Les colères de février et mars 2021 ont largement révélé le degré de mécontentement social qu’a généré, en l’espace d’une année de crise sanitaire, une telle récession. Elles ont arraché avec, une rare violence dans ce pays si paisible d’habitude, les pansements qui recouvraient les nécroses d’une société en faillite qui se nourrissait de chimères.
Mais pour se défendre, le gouvernement, par la bouche de Seydou Guèye, son porte-parole, a formulé une réplique qui a du sens : ‘’ Ce n’est pas l’avion de Macky Sall mais bien celui du Président de la république.’’, a-t-il dit. En clair, ce n’est pas l’avion d’un homme mais d’une institution ; et pas n’importe laquelle : la première dans un système démocratique à régime présidentiel.
Les locations répétitives d’avions, au demeurant à fort coût, mettaient à mal et la crédibilité et la respectabilité de cette institution à l’international. Les défaillances de ‘’La Pointe de Sarène’’ posaient quant à elles, à côté des contingences de crédibilité, d’évidentes questions de sécurité. Il fallait y remédier en renouvelant l’aéronef présidentiel qui est, avant tout et au regard des paramètres évoqués plus haut, un attribut majeur de souveraineté.
Reste évidemment l’incontournable question de la transparence de la transaction qui a permis au pays d’acquérir cet avion. Dans la dynamique de renouvellement de la flotte aérienne et navale de l’armée sénégalaise et de la compagnie Air Sénégal, l’Etat a engagé d’importants financements. Suffisant pour que les radars de suspicion nationale se mettent en alerte et y trouvent le foyer de transactions en clair-obscur, de décaissements plus ou moins transparents et d’opérations à forts relents de corruption.
D’autant plus que, pour justifier les non-dits des transactions pour l’acquisition, légitime dans le principe, de cet avion présidentiel, le gouvernement se réfugie derrière le principe du ‘’secret défense’’, ce qui veut peu dire ou rien, dans un tel contexte. Sous tous les cieux, le contribuable sait avec plus ou moins d’exactitude, ce que lui coûtent les moyens de transports de ses dirigeants…
Cinquante-sept milliards, c’est donc le montant plus ou moins officiel de cet appareil de dernière génération flambant neuf qui assurera les déplacements du Chef de l’état sénégalais et qui sera comme une sorte de VRP du prestige sénégalais et de la place qui doit être la sienne en Afrique comme dans le monde. Et cela est un symbole essentiel en ces temps où le pays est à la recherche d’un repositionnement diplomatique sur le continent comme dans le reste du monde.

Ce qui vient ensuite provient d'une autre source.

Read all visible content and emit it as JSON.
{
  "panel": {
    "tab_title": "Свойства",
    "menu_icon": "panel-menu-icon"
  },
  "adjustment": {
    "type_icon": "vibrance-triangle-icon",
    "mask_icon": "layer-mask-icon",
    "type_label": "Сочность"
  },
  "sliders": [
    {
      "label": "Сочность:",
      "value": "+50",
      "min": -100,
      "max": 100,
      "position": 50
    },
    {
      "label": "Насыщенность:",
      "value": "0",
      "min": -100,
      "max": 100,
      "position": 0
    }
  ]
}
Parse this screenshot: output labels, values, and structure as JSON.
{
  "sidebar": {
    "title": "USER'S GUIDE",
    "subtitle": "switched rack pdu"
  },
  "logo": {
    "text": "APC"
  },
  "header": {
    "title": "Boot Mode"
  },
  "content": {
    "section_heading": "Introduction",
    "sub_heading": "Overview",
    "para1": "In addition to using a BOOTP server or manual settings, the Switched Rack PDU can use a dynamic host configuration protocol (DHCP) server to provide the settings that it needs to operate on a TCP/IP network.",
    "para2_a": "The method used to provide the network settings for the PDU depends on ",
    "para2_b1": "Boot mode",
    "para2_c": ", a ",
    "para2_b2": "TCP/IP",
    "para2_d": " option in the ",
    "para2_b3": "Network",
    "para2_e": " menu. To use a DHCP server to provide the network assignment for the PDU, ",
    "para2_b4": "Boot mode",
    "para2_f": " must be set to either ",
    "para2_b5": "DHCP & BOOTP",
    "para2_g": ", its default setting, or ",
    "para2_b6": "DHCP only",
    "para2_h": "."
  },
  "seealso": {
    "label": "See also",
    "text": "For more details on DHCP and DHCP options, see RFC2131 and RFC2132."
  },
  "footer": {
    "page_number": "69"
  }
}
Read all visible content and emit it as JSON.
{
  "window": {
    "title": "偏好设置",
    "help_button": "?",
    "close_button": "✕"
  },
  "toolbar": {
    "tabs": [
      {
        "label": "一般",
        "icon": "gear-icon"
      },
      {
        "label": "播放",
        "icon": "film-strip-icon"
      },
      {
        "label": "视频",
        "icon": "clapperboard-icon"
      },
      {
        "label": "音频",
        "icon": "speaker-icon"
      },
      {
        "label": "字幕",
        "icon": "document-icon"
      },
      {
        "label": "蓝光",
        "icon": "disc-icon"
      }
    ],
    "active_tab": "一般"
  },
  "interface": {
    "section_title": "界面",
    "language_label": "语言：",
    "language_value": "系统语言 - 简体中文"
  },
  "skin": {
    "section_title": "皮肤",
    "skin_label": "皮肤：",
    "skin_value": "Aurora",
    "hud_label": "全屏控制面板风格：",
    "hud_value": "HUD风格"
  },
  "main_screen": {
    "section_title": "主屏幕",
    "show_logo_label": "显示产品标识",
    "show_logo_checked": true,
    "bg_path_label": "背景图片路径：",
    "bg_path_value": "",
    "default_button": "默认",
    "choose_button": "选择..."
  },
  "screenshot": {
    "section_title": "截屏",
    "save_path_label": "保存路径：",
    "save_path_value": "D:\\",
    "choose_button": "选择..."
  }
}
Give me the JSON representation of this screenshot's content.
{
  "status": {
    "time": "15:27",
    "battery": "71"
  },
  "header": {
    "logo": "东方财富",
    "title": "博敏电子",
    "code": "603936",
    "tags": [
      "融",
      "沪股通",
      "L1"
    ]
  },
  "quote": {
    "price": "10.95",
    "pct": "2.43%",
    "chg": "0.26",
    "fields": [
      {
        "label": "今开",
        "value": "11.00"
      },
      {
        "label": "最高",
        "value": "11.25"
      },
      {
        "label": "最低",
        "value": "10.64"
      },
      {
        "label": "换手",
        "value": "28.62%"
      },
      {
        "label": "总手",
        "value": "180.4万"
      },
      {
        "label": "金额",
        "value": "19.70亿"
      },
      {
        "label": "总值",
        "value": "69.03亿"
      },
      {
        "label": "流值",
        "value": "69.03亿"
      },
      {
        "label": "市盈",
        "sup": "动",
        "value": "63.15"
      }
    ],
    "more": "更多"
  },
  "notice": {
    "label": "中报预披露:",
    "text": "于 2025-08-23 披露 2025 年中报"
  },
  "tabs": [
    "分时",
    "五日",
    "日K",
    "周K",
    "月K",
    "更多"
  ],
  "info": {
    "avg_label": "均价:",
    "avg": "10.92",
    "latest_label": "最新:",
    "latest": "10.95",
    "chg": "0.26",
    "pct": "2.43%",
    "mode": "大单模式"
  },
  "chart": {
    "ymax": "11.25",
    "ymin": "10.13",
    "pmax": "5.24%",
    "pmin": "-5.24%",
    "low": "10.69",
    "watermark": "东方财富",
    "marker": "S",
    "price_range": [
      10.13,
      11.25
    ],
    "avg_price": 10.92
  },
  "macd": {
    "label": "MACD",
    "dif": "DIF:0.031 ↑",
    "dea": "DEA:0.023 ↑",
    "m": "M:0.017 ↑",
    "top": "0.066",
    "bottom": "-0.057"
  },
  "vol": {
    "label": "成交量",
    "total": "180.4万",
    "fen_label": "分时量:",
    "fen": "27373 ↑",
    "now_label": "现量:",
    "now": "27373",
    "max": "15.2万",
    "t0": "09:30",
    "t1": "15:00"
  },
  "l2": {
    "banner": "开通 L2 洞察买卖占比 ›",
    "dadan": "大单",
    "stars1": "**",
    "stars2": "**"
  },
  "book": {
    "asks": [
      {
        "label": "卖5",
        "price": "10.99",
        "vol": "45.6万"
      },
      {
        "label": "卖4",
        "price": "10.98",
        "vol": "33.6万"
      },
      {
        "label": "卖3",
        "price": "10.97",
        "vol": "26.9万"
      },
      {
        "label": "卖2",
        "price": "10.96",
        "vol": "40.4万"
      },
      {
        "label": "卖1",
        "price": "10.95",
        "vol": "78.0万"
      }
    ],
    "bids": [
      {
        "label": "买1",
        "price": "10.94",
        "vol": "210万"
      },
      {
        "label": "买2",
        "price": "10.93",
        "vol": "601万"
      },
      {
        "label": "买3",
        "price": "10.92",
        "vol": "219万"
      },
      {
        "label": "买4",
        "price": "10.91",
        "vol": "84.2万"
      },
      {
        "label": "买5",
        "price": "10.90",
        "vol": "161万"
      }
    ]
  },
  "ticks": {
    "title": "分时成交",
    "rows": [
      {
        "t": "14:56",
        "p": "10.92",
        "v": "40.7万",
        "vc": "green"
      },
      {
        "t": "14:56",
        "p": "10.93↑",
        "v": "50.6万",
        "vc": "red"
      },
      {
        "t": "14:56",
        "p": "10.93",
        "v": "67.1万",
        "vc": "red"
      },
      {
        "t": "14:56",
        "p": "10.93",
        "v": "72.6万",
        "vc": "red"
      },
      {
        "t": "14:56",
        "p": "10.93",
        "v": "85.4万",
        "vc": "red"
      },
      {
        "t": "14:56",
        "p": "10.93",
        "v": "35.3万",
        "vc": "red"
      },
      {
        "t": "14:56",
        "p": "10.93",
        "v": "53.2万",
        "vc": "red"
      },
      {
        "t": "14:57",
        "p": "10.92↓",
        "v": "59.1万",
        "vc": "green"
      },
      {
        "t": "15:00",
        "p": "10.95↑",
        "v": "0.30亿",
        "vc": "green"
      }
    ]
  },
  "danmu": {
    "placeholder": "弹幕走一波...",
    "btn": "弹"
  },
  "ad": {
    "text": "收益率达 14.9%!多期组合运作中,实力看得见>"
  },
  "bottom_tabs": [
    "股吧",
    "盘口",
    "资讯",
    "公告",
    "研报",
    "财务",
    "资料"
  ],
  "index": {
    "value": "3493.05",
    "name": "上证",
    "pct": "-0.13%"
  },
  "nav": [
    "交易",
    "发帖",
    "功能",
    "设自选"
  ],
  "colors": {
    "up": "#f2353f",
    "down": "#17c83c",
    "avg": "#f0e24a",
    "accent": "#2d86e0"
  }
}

Les difficultés économiques que connait le Sénégal comme la plupart des pays africains en ce début de lendemains de Covid-19, ne sauraient à elles seules, constituer un frein à la recherche des arguments qui faciliteraient sa remise en selle diplomatique, sa crédibilité et son prestige. Ceux-ci constituent autant de pièces dans le puzzle de l’émergence souhaitée par tous et que les contingences économiques, aussi bien endogènes qu’exogènes, ne facilitent pas. Et c’est la raison pour laquelle l’on peut se laisser aller à penser, que la ‘’faute‘’ de ‘’timing’’ n’est pas tout à fait insoluble, dans ce réarmement de souveraineté qui est le point de départ de toute ambition nationale.